Driven by his passion for developing new and innovative solutions for a more sustainable future, Hilbert finds his research topic perfectly aligned with this goal. This passion has recently yielded a noteworthy outcome in the form of a novel reactor design. This design has demonstrated significant cost savings when compared to existing designs. “The concept is simple,” Hilbert explains. “The Infinity Reactor, a shell-and-tube type reactor, converts CO₂ to methanol through a direct reaction that generates heat along the reactor. By utilizing the temperature difference between the inlets and outlets, it operates as a quasi-gas-cooled reactor. This approach allows the reactor to attain a higher average temperature. This, in turn, reduces the volume of catalyst required compared to traditional adiabatic reactors without heat management. Compared to conventional water-cooled reactors, the Infinity Reactor has lower investment and operational costs while requiring a similar catalyst intake.”
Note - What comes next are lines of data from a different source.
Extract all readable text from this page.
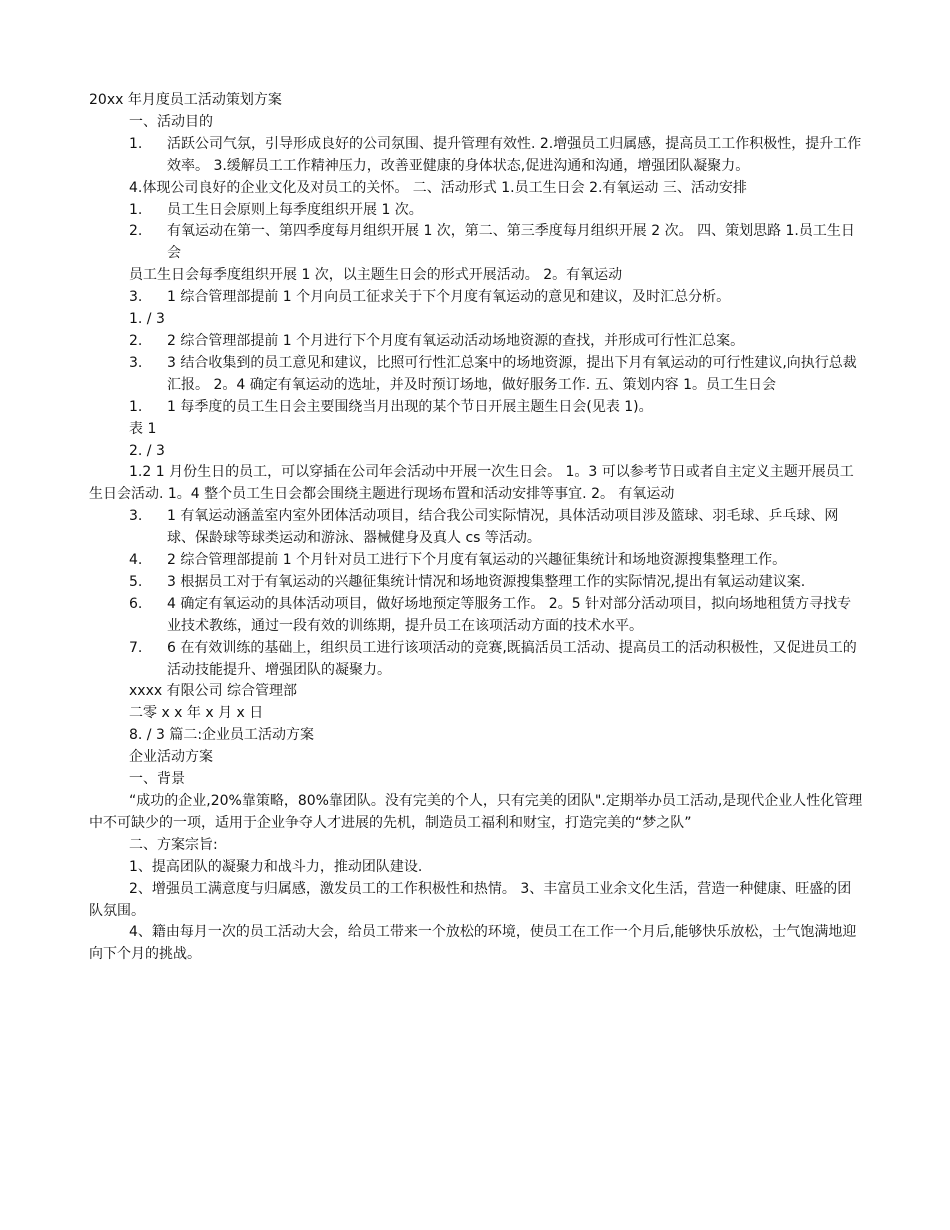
20xx 年月度员工活动策划方案
一、活动目的
1.	活跃公司气氛，引导形成良好的公司氛围、提升管理有效性. 2.增强员工归属感，提高员工工作积极性，提升工作效率。 3.缓解员工工作精神压力，改善亚健康的身体状态,促进沟通和沟通，增强团队凝聚力。
4.体现公司良好的企业文化及对员工的关怀。 二、活动形式 1.员工生日会 2.有氧运动 三、活动安排
1.	员工生日会原则上每季度组织开展 1 次。
2.	有氧运动在第一、第四季度每月组织开展 1 次，第二、第三季度每月组织开展 2 次。 四、策划思路 1.员工生日会
员工生日会每季度组织开展 1 次，以主题生日会的形式开展活动。 2。有氧运动
3.	1 综合管理部提前 1 个月向员工征求关于下个月度有氧运动的意见和建议，及时汇总分析。
1. / 3
2.	2 综合管理部提前 1 个月进行下个月度有氧运动活动场地资源的查找，并形成可行性汇总案。
3.	3 结合收集到的员工意见和建议，比照可行性汇总案中的场地资源，提出下月有氧运动的可行性建议,向执行总裁汇报。 2。4 确定有氧运动的选址，并及时预订场地，做好服务工作. 五、策划内容 1。员工生日会
1.	1 每季度的员工生日会主要围绕当月出现的某个节日开展主题生日会(见表 1)。
表 1
2. / 3
1.2 1 月份生日的员工，可以穿插在公司年会活动中开展一次生日会。 1。3 可以参考节日或者自主定义主题开展员工生日会活动. 1。4 整个员工生日会都会围绕主题进行现场布置和活动安排等事宜. 2。 有氧运动
3.	1 有氧运动涵盖室内室外团体活动项目，结合我公司实际情况，具体活动项目涉及篮球、羽毛球、乒乓球、网球、保龄球等球类运动和游泳、器械健身及真人 cs 等活动。
4.	2 综合管理部提前 1 个月针对员工进行下个月度有氧运动的兴趣征集统计和场地资源搜集整理工作。
5.	3 根据员工对于有氧运动的兴趣征集统计情况和场地资源搜集整理工作的实际情况,提出有氧运动建议案.
6.	4 确定有氧运动的具体活动项目，做好场地预定等服务工作。 2。5 针对部分活动项目，拟向场地租赁方寻找专业技术教练，通过一段有效的训练期，提升员工在该项活动方面的技术水平。
7.	6 在有效训练的基础上，组织员工进行该项活动的竞赛,既搞活员工活动、提高员工的活动积极性，又促进员工的活动技能提升、增强团队的凝聚力。
xxxx 有限公司 综合管理部
二零 x x 年 x 月 x 日
8. / 3 篇二:企业员工活动方案
企业活动方案
一、背景
“成功的企业,20%靠策略，80%靠团队。没有完美的个人，只有完美的团队".定期举办员工活动,是现代企业人性化管理中不可缺少的一项，适用于企业争夺人才进展的先机，制造员工福利和财宝，打造完美的“梦之队”
二、方案宗旨:
1、提高团队的凝聚力和战斗力，推动团队建设.
2、增强员工满意度与归属感，激发员工的工作积极性和热情。 3、丰富员工业余文化生活，营造一种健康、旺盛的团队氛围。
4、籍由每月一次的员工活动大会，给员工带来一个放松的环境，使员工在工作一个月后,能够快乐放松，士气饱满地迎向下个月的挑战。
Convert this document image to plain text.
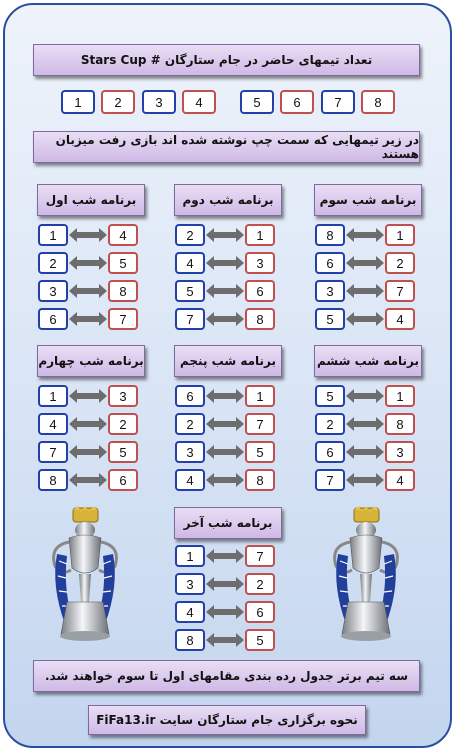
تعداد تیمهای حاضر در جام ستارگان # Stars Cup
1	2	3	4	5	6	7	8
در زیر تیمهایی که سمت چپ نوشته شده اند بازی رفت میزبان هستند
برنامه شب اول	برنامه شب دوم	برنامه شب سوم
برنامه شب چهارم	برنامه شب پنجم	برنامه شب ششم
برنامه شب آخر
1	4
2	5
3	8
6	7
2	1
4	3
5	6
7	8
8	1
6	2
3	7
5	4
1	3
4	2
7	5
8	6
6	1
2	7
3	5
4	8
5	1
2	8
6	3
7	4
1	7
3	2
4	6
8	5
سه تیم برتر جدول رده بندی مقامهای اول تا سوم خواهند شد.
نحوه برگزاری جام ستارگان سایت FiFa13.ir
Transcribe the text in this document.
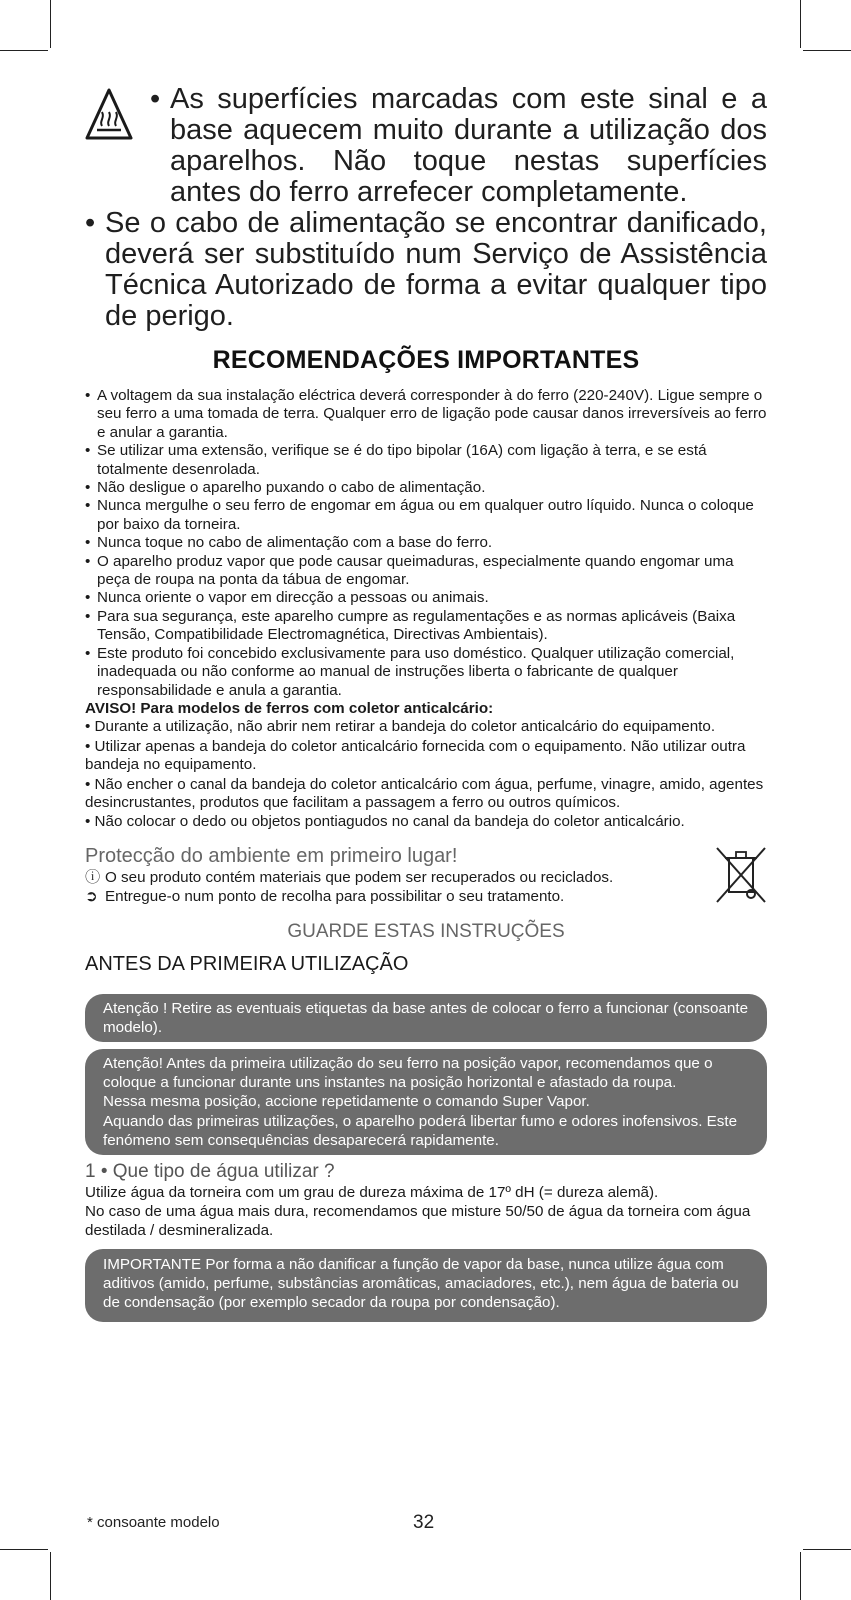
• As superfícies marcadas com este sinal e a base aquecem muito durante a utilização dos aparelhos. Não toque nestas superfícies antes do ferro arrefecer completamente.
• Se o cabo de alimentação se encontrar danificado, deverá ser substituído num Serviço de Assistência Técnica Autorizado de forma a evitar qualquer tipo de perigo.
RECOMENDAÇÕES IMPORTANTES
• A voltagem da sua instalação eléctrica deverá corresponder à do ferro (220-240V). Ligue sempre o seu ferro a uma tomada de terra. Qualquer erro de ligação pode causar danos irreversíveis ao ferro e anular a garantia.
• Se utilizar uma extensão, verifique se é do tipo bipolar (16A) com ligação à terra, e se está totalmente desenrolada.
• Não desligue o aparelho puxando o cabo de alimentação.
• Nunca mergulhe o seu ferro de engomar em água ou em qualquer outro líquido. Nunca o coloque por baixo da torneira.
• Nunca toque no cabo de alimentação com a base do ferro.
• O aparelho produz vapor que pode causar queimaduras, especialmente quando engomar uma peça de roupa na ponta da tábua de engomar.
• Nunca oriente o vapor em direcção a pessoas ou animais.
• Para sua segurança, este aparelho cumpre as regulamentações e as normas aplicáveis (Baixa Tensão, Compatibilidade Electromagnética, Directivas Ambientais).
• Este produto foi concebido exclusivamente para uso doméstico. Qualquer utilização comercial, inadequada ou não conforme ao manual de instruções liberta o fabricante de qualquer responsabilidade e anula a garantia.
AVISO! Para modelos de ferros com coletor anticalcário:

• Durante a utilização, não abrir nem retirar a bandeja do coletor anticalcário do equipamento.

• Utilizar apenas a bandeja do coletor anticalcário fornecida com o equipamento. Não utilizar outra bandeja no equipamento.

• Não encher o canal da bandeja do coletor anticalcário com água, perfume, vinagre, amido, agentes desincrustantes, produtos que facilitam a passagem a ferro ou outros químicos.

• Não colocar o dedo ou objetos pontiagudos no canal da bandeja do coletor anticalcário.

Protecção do ambiente em primeiro lugar!
ⓘ O seu produto contém materiais que podem ser recuperados ou reciclados.
➲ Entregue-o num ponto de recolha para possibilitar o seu tratamento.
GUARDE ESTAS INSTRUÇÕES
ANTES DA PRIMEIRA UTILIZAÇÃO

Atenção ! Retire as eventuais etiquetas da base antes de colocar o ferro a funcionar (consoante modelo).

Atenção! Antes da primeira utilização do seu ferro na posição vapor, recomendamos que o coloque a funcionar durante uns instantes na posição horizontal e afastado da roupa.

Nessa mesma posição, accione repetidamente o comando Super Vapor.

Aquando das primeiras utilizações, o aparelho poderá libertar fumo e odores inofensivos. Este fenómeno sem consequências desaparecerá rapidamente.

1 • Que tipo de água utilizar ?
Utilize água da torneira com um grau de dureza máxima de 17º dH (= dureza alemã).
No caso de uma água mais dura, recomendamos que misture 50/50 de água da torneira com água destilada / desmineralizada.

IMPORTANTE Por forma a não danificar a função de vapor da base, nunca utilize água com aditivos (amido, perfume, substâncias aromâticas, amaciadores, etc.), nem água de bateria ou de condensação (por exemplo secador da roupa por condensação).

* consoante modelo	32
Maximizing catalyst stability and efficiency

Alongside his work on the novel reactor design, Hilbert is also working on catalyst deactivation in collaboration with Avantium. The goal is to predict the rate and type of catalyst deactivation under practical operating conditions. From literature, the main causes for deactivation are water formation and high temperatures. Both of these factors promote detrimental changes in the catalyst. The PROVE IT project investigates the relationship between operating conditions and their impact on long-term catalyst stability. “One advantage of the new reactor design is a reduced catalyst deactivation rate (to be confirmed by experiments). This reduction is achieved through a lower single-pass conversion. As a result, there is a less frequent need for catalyst replacement since the formation of the water by-product is decreased,” explains Hilbert. Despite the lower conversion rates, Hilbert’s clever heat integration design ensures improved catalyst performance and higher productivity.

Can methanol become the new crude oil?

At the end of the interview, the question arises: can methanol potentially replace crude oil? While methanol production from CO₂ holds potential as a viable solution, it is crucial to address the significant energy requirements associated with the process. “Carbon intensity of electricity has a crucial role on impacts of circular carbon technologies such as methanol production from CO₂. Once we have enough renewable energy, methanol from CO₂ will be a key alternative to crude oil,” states Juraj, whose research also delves into carbon and energy efficiency of alternative circular carbon technologies alongside methanol. “We also look at gasification and pyrolysis. Considering their carbon and energy efficiency, these might be solutions for converting biomass and hardly recyclable plastic waste to carbon-rich feedstock for the chemical industry. These solutions could complement methanol from CO₂ as an alternative to crude oil,” he adds. However not all carbon will be used by these technologies, some may be lost in recycling processes or incinerated. The goal is to keep it within the circular system and prevent atmospheric release. “The challenge for us is to find the most effective ways to keep carbon in the loop and maximize its circularity,” he concludes.